Earlier this year, the 2018 Bipartisan Budget Act attempted to incentivize mitigation efforts by allowing the federal government to increase its share of recovery costs from 75 percent to 85 percent for states that have invested in mitigation projects. The current version of the Water Resources Development Act, or WRDA, which has passed the House and is awaiting a vote in the Senate, would require an assessment of the resiliency of each of the nation’s water systems (with $25 million available in technical assistance grants to conduct the assessments), and would allow the Environmental Protection Agency to create a Drinking Water System Infrastructure Resilience and Sustainability Program to annually distribute $4 million in 2019 and 2020 in grants for project that increase a system’s resilience to natural hazards.  

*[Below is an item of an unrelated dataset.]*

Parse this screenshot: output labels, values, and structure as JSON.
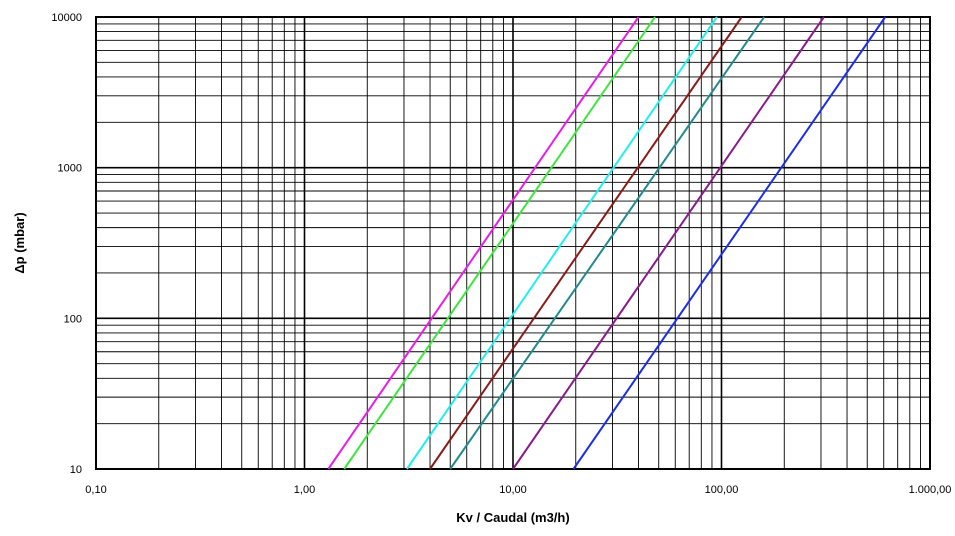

And most recently, the Disaster Recover Reform Act (DRRA) has just been passed in a resounding display of bipartisanship as a provision in the Federal Aviation Administration’s reauthorization bill. Along with authorizing a variety of studies and implementing several technical updates to  programs within the Federal Emergency Management Agency, or FEMA, the DRRA will allow the administration to set aside additional funding for pre-disaster mitigation projects, up to 6 percent of the total spending on FEMA disaster programs, across seven grant areas.  

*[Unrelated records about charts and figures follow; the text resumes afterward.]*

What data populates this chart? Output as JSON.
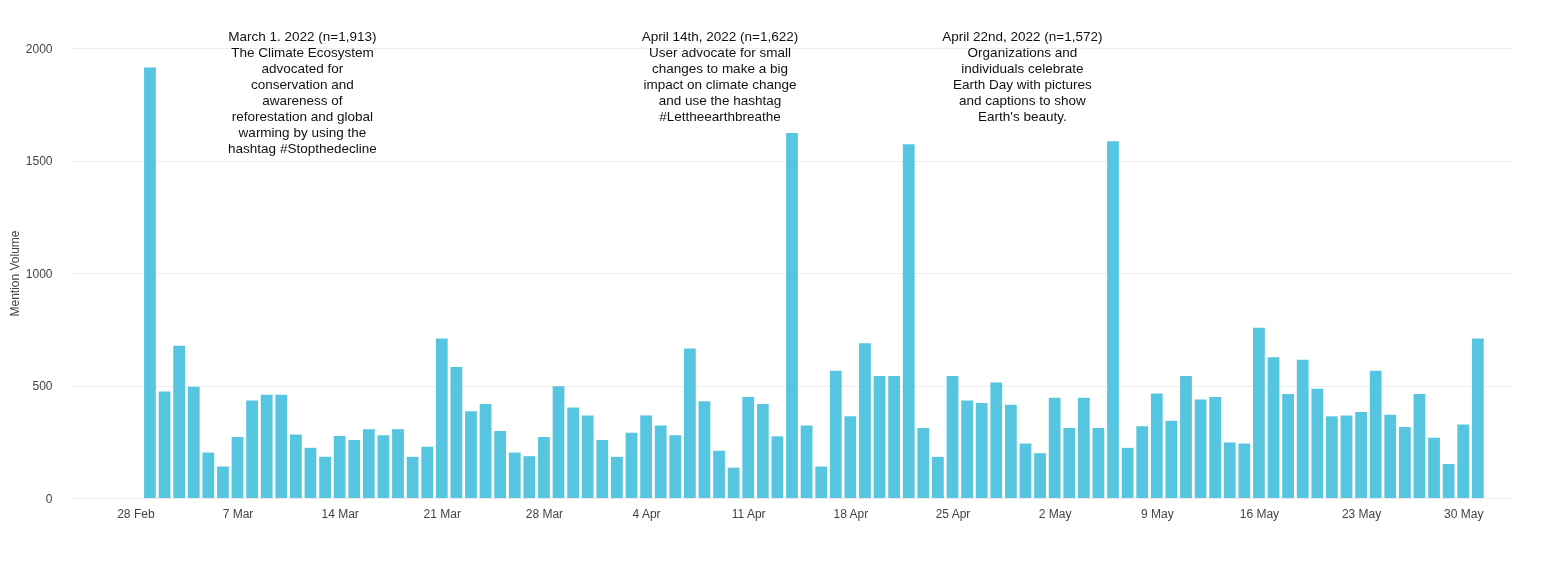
{
  "chart_data": {
    "type": "bar",
    "ylabel": "Mention Volume",
    "x": [
      "2022-03-01",
      "2022-03-02",
      "2022-03-03",
      "2022-03-04",
      "2022-03-05",
      "2022-03-06",
      "2022-03-07",
      "2022-03-08",
      "2022-03-09",
      "2022-03-10",
      "2022-03-11",
      "2022-03-12",
      "2022-03-13",
      "2022-03-14",
      "2022-03-15",
      "2022-03-16",
      "2022-03-17",
      "2022-03-18",
      "2022-03-19",
      "2022-03-20",
      "2022-03-21",
      "2022-03-22",
      "2022-03-23",
      "2022-03-24",
      "2022-03-25",
      "2022-03-26",
      "2022-03-27",
      "2022-03-28",
      "2022-03-29",
      "2022-03-30",
      "2022-03-31",
      "2022-04-01",
      "2022-04-02",
      "2022-04-03",
      "2022-04-04",
      "2022-04-05",
      "2022-04-06",
      "2022-04-07",
      "2022-04-08",
      "2022-04-09",
      "2022-04-10",
      "2022-04-11",
      "2022-04-12",
      "2022-04-13",
      "2022-04-14",
      "2022-04-15",
      "2022-04-16",
      "2022-04-17",
      "2022-04-18",
      "2022-04-19",
      "2022-04-20",
      "2022-04-21",
      "2022-04-22",
      "2022-04-23",
      "2022-04-24",
      "2022-04-25",
      "2022-04-26",
      "2022-04-27",
      "2022-04-28",
      "2022-04-29",
      "2022-04-30",
      "2022-05-01",
      "2022-05-02",
      "2022-05-03",
      "2022-05-04",
      "2022-05-05",
      "2022-05-06",
      "2022-05-07",
      "2022-05-08",
      "2022-05-09",
      "2022-05-10",
      "2022-05-11",
      "2022-05-12",
      "2022-05-13",
      "2022-05-14",
      "2022-05-15",
      "2022-05-16",
      "2022-05-17",
      "2022-05-18",
      "2022-05-19",
      "2022-05-20",
      "2022-05-21",
      "2022-05-22",
      "2022-05-23",
      "2022-05-24",
      "2022-05-25",
      "2022-05-26",
      "2022-05-27",
      "2022-05-28",
      "2022-05-29",
      "2022-05-30",
      "2022-05-31"
    ],
    "series": [
      {
        "color": "#56c5df",
        "values": [
          1913,
          473,
          677,
          494,
          202,
          140,
          271,
          433,
          459,
          459,
          282,
          223,
          183,
          276,
          258,
          306,
          279,
          306,
          183,
          228,
          709,
          582,
          386,
          418,
          298,
          202,
          186,
          271,
          497,
          402,
          367,
          258,
          183,
          290,
          367,
          322,
          279,
          665,
          430,
          210,
          135,
          449,
          418,
          274,
          1622,
          322,
          140,
          566,
          363,
          688,
          542,
          542,
          1572,
          311,
          183,
          542,
          433,
          422,
          513,
          414,
          242,
          199,
          446,
          311,
          446,
          311,
          1586,
          223,
          319,
          465,
          343,
          542,
          438,
          449,
          247,
          242,
          757,
          626,
          462,
          614,
          486,
          363,
          367,
          382,
          566,
          370,
          316,
          462,
          268,
          151,
          327,
          709
        ]
      }
    ],
    "xlim": [
      "2022-02-24",
      "2022-06-02"
    ],
    "xticks": [
      {
        "value": "2022-02-28",
        "label": "28 Feb"
      },
      {
        "value": "2022-03-07",
        "label": "7 Mar"
      },
      {
        "value": "2022-03-14",
        "label": "14 Mar"
      },
      {
        "value": "2022-03-21",
        "label": "21 Mar"
      },
      {
        "value": "2022-03-28",
        "label": "28 Mar"
      },
      {
        "value": "2022-04-04",
        "label": "4 Apr"
      },
      {
        "value": "2022-04-11",
        "label": "11 Apr"
      },
      {
        "value": "2022-04-18",
        "label": "18 Apr"
      },
      {
        "value": "2022-04-25",
        "label": "25 Apr"
      },
      {
        "value": "2022-05-02",
        "label": "2 May"
      },
      {
        "value": "2022-05-09",
        "label": "9 May"
      },
      {
        "value": "2022-05-16",
        "label": "16 May"
      },
      {
        "value": "2022-05-23",
        "label": "23 May"
      },
      {
        "value": "2022-05-30",
        "label": "30 May"
      }
    ],
    "ylim": [
      0,
      2000
    ],
    "yticks": [
      0,
      500,
      1000,
      1500,
      2000
    ],
    "grid": "y",
    "annotations": [
      "March 1. 2022 (n=1,913) The Climate Ecosystem advocated for conservation and awareness of reforestation and global warming by using the hashtag #Stopthedecline",
      "April 14th, 2022 (n=1,622) User advocate for small changes to make a big impact on climate change and use the hashtag #Lettheearthbreathe",
      "April 22nd, 2022 (n=1,572) Organizations and individuals celebrate Earth Day with pictures and captions to show Earth's beauty."
    ]
  }
}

For fiscal year 2018, FEMA was allocated $235 million for hazard mitigation grants. While nearly a quarter of a billion dollars is a hefty sum the United States spends, on average, between $9 and $12 billion a year on disaster relief. And in years of major disasters total spending can be significantly higher, as in 2017, when the United States spent upwards of $306 billion on disaster relief. At average levels, the DRRA’s allocation cap of 6 percent of total spending would double or triple the available grants to anywhere between $540 million and $720 million for mitigation projects, which can include relocating residents in high-risk areas, creating natural barriers, and strengthening electrical transmission systems. Applying the ratio of $6 saved for every $1 spent on mitigation, each annual investment at these levels could theoretically save upwards of $4.3 billion in future disaster costs. Despite several widely supported reforms, certain sections in the DRRA have received criticism from stakeholders that are concerned with how its changes will be implemented and affect local decisions, and if the pre-disaster fund will actually receive the maximum funding that it is now allowed.  

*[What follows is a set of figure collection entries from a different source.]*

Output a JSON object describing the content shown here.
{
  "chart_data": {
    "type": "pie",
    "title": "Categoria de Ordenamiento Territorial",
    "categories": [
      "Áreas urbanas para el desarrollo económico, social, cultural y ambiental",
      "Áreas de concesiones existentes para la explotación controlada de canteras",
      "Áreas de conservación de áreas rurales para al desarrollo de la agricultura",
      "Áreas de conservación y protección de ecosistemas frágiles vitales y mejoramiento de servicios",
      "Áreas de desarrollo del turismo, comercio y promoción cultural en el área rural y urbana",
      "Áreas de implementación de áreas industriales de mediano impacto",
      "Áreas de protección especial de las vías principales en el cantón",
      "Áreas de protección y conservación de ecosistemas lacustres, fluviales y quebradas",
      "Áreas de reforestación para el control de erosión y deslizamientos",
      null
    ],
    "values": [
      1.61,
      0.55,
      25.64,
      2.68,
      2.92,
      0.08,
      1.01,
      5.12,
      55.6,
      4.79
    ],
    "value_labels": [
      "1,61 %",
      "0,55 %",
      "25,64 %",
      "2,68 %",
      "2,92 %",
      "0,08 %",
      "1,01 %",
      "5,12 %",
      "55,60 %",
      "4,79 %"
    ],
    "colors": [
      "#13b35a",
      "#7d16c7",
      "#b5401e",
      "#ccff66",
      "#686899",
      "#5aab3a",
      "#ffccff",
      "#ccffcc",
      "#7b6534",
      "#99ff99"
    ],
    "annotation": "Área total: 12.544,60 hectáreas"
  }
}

If it comes to fruition, a half-billion dollar increase in pre-disaster projects is a valuable start to increasing resiliency in the United States. However, even more is needed. Across all infrastructure classes, there is a $2 trillion shortfall in maintenance needs, which doesn’t include the upfront cost of upgrading assets with added resiliency. Unfortunately, this resounding need for new infrastructure investment is in sharp contrast with the current fiscal outlook for the federal government. The federal deficit for 2018 alone is projected to be $782 billion, creating pressure on Congress to decrease, rather than increase spending in the coming years. Additionally, the 2017 tax reforms are projected to further increase deficits by $1.9 trillion between 2018 and 2028. 

How Congress and the administration balance the inevitable risk of natural disasters, given impending fiscal constraints, may determine whether Hurricane Florence is a turning point for our vulnerable infrastructure or just one of the many damaging storms still to come.